DeepARGを実行する。fastaファイルを入力として実行する "python deepARG.py --align"と、途中で得られるblast結果を入力として実行する"python deepARG.py --predict"(中間ファイルから再開するために使う)がある。ここではdiamond blastから全行程を実行する"--align"を選ぶ。

#docker hub tag確認(link
docker run --rm -it -v $PWD:/data/ gaarangoa/deeparg:v1.0.1 \
python /deeparg/deepARG.py \
--align \
--genes \
--input /data/ORFs.fa \
--output /data/ORFs \
--type nucl

#fastq (ショートリードは--reads、ロングリードは--genes)
docker run --rm -it -v $PWD:/data/ gaarangoa/deeparg:v1.0.1 \
python /deeparg/deepARG.py \
--align \
--reads \
--input /data/input.fastq \
--output /data/ORFs \
--type nucl
  •  --type  (nucl/prot)    Molecule type of input data

出力

> ls -al

$ ls -al

total 26792

drwxr-xr-x   7 kazuma  staff      224  5 23 21:39 ./

drwxr-xr-x+ 94 kazuma  staff     3008  5 23 21:37 ../

-rw-r--r--   1 kazuma  staff  8504664  5 23 21:39 ORFs.align.daa

-rw-r--r--   1 kazuma  staff  3395898  5 23 21:39 ORFs.align.daa.tsv

-rw-r--r--   1 kazuma  staff   765602  5 23 21:38 ORFs.fa

-rw-r--r--   1 kazuma  staff    20830  5 23 21:39 ORFs.mapping.ARG

-rw-r--r--   1 kazuma  staff     2798  5 23 21:39 ORFs.mapping.potential.ARG

ORFs.mapping.ARG (probability >= --prob (0.8 default))

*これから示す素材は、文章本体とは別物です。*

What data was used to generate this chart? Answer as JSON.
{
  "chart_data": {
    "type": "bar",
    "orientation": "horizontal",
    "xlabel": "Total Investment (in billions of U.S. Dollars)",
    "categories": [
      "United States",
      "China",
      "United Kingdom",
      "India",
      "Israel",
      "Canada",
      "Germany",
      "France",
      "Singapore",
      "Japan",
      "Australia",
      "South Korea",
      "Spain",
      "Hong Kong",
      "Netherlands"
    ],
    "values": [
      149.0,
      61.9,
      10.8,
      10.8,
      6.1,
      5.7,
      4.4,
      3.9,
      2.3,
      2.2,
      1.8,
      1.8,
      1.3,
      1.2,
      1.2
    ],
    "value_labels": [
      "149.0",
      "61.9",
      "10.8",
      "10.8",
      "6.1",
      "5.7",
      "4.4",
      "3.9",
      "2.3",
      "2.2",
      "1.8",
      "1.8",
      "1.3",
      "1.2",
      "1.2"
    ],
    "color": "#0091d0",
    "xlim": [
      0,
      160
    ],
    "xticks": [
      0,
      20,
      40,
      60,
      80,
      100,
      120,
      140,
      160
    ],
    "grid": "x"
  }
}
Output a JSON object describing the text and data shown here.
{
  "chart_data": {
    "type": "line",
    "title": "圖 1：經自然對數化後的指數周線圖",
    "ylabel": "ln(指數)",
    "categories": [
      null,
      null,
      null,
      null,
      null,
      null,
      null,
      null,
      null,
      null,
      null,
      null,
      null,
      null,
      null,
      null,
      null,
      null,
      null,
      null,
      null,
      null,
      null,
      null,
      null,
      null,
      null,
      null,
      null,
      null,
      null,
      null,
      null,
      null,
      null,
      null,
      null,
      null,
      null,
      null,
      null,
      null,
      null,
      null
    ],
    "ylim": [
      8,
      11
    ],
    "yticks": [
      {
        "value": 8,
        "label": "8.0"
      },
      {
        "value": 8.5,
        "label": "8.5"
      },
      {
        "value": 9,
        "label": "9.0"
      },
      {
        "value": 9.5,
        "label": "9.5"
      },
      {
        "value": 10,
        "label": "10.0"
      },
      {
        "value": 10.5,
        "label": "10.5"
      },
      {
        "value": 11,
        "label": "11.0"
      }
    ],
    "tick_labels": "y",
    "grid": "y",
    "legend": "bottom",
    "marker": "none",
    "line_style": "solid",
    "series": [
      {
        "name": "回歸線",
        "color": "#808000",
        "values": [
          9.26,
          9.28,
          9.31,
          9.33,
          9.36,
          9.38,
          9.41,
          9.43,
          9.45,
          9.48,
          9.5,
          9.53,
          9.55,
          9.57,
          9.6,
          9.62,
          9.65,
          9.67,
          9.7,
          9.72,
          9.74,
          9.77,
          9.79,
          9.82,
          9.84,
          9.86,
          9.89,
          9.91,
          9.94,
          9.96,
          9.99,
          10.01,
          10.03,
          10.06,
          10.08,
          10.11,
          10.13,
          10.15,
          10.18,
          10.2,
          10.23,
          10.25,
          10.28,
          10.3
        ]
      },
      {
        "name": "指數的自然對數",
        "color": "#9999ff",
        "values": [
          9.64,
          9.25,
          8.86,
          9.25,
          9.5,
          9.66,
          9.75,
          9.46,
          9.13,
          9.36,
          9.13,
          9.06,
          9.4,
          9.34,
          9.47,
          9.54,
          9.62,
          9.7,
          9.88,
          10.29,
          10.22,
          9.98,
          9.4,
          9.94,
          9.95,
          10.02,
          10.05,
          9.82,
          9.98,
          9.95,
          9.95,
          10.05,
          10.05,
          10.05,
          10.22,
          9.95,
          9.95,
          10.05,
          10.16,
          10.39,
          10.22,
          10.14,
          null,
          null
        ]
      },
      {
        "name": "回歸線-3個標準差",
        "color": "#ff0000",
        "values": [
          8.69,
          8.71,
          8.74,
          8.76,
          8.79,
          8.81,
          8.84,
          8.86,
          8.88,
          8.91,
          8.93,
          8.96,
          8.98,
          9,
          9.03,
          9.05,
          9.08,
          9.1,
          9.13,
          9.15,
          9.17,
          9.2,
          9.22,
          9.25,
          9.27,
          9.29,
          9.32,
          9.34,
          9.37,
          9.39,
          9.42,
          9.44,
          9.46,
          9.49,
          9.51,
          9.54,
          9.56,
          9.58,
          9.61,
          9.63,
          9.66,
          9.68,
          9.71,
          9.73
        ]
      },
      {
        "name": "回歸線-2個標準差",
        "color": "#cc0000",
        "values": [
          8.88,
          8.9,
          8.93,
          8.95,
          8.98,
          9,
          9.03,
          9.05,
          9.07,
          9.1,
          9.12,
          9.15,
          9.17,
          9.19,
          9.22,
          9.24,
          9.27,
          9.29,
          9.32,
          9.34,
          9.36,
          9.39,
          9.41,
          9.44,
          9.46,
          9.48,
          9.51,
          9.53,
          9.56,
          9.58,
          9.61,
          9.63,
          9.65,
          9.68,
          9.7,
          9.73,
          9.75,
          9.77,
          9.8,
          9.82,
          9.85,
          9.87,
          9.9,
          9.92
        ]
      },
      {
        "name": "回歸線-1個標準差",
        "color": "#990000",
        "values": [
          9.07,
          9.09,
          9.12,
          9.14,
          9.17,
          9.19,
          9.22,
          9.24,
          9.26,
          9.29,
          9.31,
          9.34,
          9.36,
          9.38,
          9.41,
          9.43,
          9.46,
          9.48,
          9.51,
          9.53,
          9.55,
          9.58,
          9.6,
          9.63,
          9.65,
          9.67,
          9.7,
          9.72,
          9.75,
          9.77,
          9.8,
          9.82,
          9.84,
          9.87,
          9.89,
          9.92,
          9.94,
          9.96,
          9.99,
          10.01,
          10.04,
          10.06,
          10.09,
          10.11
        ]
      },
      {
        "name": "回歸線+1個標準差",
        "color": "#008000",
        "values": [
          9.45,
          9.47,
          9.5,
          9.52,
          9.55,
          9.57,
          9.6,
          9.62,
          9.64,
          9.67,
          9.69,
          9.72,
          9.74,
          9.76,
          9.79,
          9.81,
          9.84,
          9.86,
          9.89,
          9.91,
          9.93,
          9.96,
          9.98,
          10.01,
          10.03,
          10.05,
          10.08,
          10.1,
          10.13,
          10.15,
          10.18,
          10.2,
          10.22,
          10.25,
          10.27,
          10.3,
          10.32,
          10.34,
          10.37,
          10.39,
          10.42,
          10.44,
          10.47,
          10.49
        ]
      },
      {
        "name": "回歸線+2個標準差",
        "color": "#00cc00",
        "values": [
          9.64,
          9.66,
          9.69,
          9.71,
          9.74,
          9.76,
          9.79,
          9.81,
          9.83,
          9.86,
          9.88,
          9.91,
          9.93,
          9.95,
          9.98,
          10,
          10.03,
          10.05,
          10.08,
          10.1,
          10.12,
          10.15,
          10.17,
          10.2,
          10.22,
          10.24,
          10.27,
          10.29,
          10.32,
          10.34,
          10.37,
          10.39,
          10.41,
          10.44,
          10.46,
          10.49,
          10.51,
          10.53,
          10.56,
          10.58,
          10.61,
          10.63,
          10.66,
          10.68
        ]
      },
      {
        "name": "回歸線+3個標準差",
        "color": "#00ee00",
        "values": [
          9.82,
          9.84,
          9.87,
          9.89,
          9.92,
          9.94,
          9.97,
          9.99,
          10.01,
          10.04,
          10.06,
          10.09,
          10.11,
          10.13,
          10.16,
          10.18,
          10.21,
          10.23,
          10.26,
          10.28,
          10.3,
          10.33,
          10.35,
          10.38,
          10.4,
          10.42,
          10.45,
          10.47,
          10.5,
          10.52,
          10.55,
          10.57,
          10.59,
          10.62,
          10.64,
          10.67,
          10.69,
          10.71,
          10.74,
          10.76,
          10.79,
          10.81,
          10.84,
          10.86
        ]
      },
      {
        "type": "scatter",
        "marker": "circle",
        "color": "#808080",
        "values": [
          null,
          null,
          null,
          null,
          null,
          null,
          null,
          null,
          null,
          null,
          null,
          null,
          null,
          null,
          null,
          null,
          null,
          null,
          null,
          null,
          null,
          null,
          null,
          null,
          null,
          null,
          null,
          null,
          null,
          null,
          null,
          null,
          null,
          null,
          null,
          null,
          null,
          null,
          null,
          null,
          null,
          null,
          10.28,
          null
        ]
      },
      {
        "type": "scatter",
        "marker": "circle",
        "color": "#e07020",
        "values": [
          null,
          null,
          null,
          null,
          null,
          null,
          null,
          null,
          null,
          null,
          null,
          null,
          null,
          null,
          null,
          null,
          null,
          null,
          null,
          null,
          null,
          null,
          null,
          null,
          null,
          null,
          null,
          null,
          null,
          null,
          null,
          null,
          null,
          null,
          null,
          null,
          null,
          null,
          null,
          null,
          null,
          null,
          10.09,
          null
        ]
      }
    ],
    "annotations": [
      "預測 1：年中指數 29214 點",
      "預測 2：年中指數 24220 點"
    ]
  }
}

f:id:kazumaxneo:20190523232705p:plain

ORFs.mapping.potential.ARG ( probability < --prob (0.8 default))

f:id:kazumaxneo:20190523231734p:plain

fastqの場合、リードそれぞれからAMRのクラスが探索される。結果は、クラスごとにカウント数が集計されてmapping.ARGとmapping.potential.ARGに書き出される。

 

web版

https://bench.cs.vt.edu/deeparg_analyze/ にアクセスして使用する。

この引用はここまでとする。